The Supreme Court has told a 68-year-old woman she must remain married to her husband for the time being in a case it said 'generates uneasy feelings'.

Handing down its highly-awaited judgment in Owens v Owens, the court dismissed Tini Owens's appeal in relation to a lower court's decision to refuse to grant her a decree nisi, even though the judge had correctly found that the marriage had broken down.

Lord Wilson, with whom Lord Hodge and Lady Black agreed, said 'there was no denying that Mrs Owens's appeal generates uneasy feelings'. However, he said 'uneasy feelings are of no consequence in this court, nor indeed in any other appellate court'.

Were Mrs Owens to continue to live apart from her husband until 2020, 'he would surely have no defence to a petition' on the basis that they will have lived apart for five years', Wilson said. 'Parliament may wish to consider whether to replace a law which denies to Mrs Owens any present entitlement to a divorce in the above circumstances,' he added.

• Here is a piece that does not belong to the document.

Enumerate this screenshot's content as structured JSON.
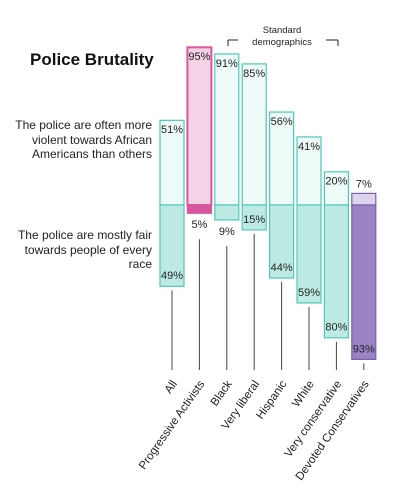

Lady Hale, Supreme Court president, and Lord Mance gave concurring judgments. Hale said she found the case 'very troubling' but said 'it is not for us to change the law laid down by parliament - our role is only to interpret and apply the law that parliament has given us'.

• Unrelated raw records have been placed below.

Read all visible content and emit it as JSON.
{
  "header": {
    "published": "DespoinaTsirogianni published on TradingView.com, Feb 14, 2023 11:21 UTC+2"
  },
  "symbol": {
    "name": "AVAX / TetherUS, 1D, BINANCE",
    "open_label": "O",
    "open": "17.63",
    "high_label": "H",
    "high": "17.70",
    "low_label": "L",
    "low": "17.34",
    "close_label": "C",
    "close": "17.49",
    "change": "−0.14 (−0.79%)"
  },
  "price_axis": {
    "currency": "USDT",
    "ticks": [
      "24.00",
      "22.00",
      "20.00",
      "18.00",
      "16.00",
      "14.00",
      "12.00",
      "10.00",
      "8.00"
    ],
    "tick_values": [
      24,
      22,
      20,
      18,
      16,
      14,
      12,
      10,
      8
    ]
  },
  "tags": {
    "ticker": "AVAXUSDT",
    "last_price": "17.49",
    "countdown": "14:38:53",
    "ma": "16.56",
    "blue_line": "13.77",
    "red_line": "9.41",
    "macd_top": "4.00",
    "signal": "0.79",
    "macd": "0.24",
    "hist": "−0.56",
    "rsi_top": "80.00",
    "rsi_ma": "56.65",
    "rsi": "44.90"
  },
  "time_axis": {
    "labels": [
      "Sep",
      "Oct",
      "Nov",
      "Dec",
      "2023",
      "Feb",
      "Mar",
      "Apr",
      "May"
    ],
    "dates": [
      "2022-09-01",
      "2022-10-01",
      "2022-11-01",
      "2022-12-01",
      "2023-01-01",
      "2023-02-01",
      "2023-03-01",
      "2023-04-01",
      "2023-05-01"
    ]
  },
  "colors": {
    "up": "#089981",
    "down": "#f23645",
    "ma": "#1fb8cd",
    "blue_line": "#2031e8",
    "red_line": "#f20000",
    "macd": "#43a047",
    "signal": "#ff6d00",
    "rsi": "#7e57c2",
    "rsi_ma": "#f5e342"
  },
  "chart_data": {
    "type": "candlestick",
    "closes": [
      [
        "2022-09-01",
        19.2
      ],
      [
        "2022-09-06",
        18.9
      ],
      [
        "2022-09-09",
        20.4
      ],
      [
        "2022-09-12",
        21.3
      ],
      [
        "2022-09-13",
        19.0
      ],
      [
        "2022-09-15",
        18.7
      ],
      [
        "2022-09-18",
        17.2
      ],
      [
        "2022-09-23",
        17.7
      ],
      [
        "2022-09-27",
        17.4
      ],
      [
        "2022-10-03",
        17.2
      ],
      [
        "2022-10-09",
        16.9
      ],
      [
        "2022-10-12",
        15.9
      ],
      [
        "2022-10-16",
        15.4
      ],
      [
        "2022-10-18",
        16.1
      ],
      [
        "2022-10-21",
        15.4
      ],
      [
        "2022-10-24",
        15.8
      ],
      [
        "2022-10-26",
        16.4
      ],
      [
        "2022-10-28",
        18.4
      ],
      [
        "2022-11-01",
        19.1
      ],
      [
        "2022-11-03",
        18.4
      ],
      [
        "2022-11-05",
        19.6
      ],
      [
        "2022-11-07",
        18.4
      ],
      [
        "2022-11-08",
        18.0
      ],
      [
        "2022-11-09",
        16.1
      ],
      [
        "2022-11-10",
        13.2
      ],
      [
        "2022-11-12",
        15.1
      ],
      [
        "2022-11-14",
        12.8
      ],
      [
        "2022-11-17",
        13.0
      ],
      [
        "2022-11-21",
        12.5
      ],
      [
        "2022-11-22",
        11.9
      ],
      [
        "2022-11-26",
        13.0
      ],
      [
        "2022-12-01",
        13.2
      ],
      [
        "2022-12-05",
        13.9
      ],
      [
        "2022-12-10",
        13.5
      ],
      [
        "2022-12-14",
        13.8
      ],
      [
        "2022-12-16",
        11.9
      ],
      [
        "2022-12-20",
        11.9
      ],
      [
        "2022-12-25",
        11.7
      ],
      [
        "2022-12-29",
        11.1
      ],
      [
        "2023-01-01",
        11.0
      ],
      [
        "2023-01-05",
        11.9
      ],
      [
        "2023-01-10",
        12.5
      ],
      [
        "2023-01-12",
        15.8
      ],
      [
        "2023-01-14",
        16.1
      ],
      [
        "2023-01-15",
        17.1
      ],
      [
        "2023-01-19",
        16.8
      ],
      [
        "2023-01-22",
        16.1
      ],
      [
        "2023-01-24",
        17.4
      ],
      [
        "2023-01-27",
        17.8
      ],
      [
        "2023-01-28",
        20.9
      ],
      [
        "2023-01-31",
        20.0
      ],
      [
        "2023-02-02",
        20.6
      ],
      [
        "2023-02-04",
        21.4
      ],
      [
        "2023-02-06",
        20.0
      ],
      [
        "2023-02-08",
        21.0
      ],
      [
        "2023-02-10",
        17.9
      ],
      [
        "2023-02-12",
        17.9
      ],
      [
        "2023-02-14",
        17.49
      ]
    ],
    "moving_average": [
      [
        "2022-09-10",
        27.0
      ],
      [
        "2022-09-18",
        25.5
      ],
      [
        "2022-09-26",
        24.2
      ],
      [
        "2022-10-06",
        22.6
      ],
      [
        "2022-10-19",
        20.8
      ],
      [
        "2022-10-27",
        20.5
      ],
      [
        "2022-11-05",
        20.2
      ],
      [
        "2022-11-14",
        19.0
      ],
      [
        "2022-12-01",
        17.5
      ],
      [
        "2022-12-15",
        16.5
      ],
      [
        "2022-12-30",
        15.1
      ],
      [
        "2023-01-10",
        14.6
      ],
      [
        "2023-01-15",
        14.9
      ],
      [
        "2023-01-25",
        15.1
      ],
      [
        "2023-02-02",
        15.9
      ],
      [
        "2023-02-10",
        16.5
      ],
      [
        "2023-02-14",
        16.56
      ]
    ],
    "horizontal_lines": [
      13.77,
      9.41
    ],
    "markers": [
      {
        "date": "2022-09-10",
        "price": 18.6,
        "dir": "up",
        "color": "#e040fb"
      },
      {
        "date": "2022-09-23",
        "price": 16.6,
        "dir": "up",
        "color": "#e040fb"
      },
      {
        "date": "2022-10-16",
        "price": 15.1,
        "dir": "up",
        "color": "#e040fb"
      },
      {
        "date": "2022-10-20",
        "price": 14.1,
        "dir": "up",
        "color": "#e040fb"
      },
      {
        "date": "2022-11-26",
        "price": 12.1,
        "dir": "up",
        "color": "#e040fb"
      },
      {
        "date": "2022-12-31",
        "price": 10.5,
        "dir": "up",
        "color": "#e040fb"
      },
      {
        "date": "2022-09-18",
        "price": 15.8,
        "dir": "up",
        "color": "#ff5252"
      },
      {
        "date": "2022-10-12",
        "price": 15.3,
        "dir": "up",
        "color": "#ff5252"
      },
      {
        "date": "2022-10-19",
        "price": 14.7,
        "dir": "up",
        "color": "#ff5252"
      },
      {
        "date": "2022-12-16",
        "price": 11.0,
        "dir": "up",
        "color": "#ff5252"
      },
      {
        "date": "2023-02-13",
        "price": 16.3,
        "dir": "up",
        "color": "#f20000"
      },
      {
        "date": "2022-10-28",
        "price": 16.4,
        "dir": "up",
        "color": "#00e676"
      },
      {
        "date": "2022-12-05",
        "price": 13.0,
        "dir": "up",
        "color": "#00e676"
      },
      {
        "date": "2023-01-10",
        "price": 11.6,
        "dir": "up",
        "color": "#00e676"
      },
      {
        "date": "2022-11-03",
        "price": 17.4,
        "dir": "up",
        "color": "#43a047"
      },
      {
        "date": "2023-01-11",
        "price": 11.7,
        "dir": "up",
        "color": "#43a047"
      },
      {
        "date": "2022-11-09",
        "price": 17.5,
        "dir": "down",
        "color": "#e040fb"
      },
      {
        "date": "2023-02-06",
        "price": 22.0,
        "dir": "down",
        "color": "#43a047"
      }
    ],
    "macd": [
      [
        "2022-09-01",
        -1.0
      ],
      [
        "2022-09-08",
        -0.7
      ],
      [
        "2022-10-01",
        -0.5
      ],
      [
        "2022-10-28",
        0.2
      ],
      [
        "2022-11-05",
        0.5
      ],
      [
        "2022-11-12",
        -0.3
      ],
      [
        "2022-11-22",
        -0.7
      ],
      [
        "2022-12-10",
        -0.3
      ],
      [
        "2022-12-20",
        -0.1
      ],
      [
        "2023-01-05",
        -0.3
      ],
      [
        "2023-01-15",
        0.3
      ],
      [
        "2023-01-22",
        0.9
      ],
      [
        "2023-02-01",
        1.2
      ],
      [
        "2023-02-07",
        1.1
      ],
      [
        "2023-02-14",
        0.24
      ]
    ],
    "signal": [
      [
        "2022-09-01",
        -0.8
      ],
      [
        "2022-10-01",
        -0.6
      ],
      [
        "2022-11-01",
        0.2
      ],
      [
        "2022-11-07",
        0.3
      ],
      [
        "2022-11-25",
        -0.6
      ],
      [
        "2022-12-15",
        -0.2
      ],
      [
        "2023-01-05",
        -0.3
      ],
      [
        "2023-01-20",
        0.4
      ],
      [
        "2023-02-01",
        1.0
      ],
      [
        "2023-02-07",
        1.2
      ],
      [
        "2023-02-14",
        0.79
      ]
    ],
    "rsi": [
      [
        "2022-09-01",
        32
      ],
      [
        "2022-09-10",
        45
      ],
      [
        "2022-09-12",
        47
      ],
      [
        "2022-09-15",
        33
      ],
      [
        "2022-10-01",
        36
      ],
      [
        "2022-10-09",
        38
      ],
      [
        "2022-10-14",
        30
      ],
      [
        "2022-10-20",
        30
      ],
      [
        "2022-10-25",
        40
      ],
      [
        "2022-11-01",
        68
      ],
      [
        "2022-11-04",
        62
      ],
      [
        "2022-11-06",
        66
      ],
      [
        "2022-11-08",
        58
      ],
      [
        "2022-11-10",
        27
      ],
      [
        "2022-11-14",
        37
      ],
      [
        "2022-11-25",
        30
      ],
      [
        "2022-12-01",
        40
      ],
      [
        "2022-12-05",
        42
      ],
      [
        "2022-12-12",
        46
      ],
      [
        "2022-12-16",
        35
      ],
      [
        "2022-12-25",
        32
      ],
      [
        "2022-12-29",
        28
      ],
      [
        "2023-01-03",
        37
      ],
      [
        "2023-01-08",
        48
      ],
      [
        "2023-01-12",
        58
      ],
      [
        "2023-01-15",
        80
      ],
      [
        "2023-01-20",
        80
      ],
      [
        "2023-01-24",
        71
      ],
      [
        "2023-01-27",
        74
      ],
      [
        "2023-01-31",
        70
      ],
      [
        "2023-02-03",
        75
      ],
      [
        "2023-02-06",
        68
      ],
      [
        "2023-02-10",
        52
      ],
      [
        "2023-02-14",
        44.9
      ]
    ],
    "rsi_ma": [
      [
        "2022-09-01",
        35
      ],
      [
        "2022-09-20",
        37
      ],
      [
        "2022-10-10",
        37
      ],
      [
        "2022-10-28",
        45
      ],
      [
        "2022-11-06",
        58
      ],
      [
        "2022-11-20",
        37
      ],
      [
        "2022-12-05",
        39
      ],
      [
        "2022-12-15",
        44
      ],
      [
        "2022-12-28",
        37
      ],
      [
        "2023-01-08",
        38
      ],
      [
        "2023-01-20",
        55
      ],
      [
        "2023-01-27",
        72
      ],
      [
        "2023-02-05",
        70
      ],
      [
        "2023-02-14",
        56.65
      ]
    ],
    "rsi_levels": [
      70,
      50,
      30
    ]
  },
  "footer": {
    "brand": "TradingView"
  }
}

Mrs Owens's solicitor Simon Beccle, a partner at London firm Payne Hicks Beach, said his client is 'devastated' by today's decision 'which means that she cannot move forward with her life and obtain her independence from Mr Owens'.

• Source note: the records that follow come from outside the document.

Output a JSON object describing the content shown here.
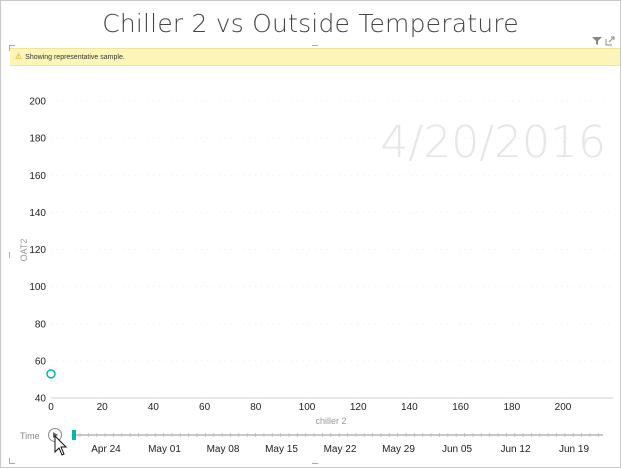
{
  "window": {
    "title": "Chiller 2 vs Outside Temperature",
    "banner": "Showing representative sample.",
    "icons": [
      "filter-icon",
      "focus-mode-icon"
    ]
  },
  "play_axis": {
    "label": "Time",
    "current_date": "4/20/2016",
    "ticks": [
      "Apr 24",
      "May 01",
      "May 08",
      "May 15",
      "May 22",
      "May 29",
      "Jun 05",
      "Jun 12",
      "Jun 19"
    ],
    "progress": 0.0,
    "accent": "#01b8aa"
  },
  "chart_data": {
    "type": "scatter",
    "title": "Chiller 2 vs Outside Temperature",
    "xlabel": "chiller 2",
    "ylabel": "OAT2",
    "xlim": [
      0,
      215
    ],
    "ylim": [
      40,
      210
    ],
    "xticks": [
      0,
      20,
      40,
      60,
      80,
      100,
      120,
      140,
      160,
      180,
      200
    ],
    "yticks": [
      40,
      60,
      80,
      100,
      120,
      140,
      160,
      180,
      200
    ],
    "grid": true,
    "series": [
      {
        "points": [
          {
            "x": 0,
            "y": 53
          }
        ],
        "color": "#01b8aa"
      }
    ]
  }
}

Beccle said Mrs Owens 'had hoped that the Supreme Court, as it often does, would make a decision which would be forward thinking and fit with the current social mores'. In upholding the lower court's decision and not granting Mrs Owens a divorce or remitting her case to be reheard, the Supreme Court 'has missed an opportunity to assist Mrs Owens and to move case law on after over 40 years'.

3PB barrister Hamish Dunlop, who represented Hugh Owens, said the court had 'rightly rejected' Mrs Owens' attempt 'radically to reinterpret the requirements for a behaviour divorce brought under the Matrimonial Causes Act 1973. In bringing her appeal, she was essentially advocating divorce by unilateral demand of the petitioner; ignoring the court’s duty to have some objective regard to the respondent’s behaviour'.

Family law group Resolution intervened in the case. Nigel Shepherd, former chair, said: 'Whilst the Supreme Court has, reluctantly, applied the law correctly, the fact that they have done so confirms there is now a divorce crisis in England and Wales, and the government needs to take urgent action to address it.

'In this day and age, it is outrageous that Mrs Owens - or anybody - is forced to remain trapped in a marriage, despite every judge involved in the case acknowledging it has come to an end in all but name. Today’s judgment underlines just how vital it is that government now urgently reforms the divorce law.'

Tini Owens was represented by Philip J Marshall QC, Stephen Jarmain and Millicent Benson (instructed by Payne Hicks Beach). Hugh Owens was represented by Nigel Dyer QC and Hamish Dunlop (instructed by Hughes Paddison). Resolution was represented (written submissions only) by James Turner QC and Deepak Nagpal (instructed by Mills & Reeve).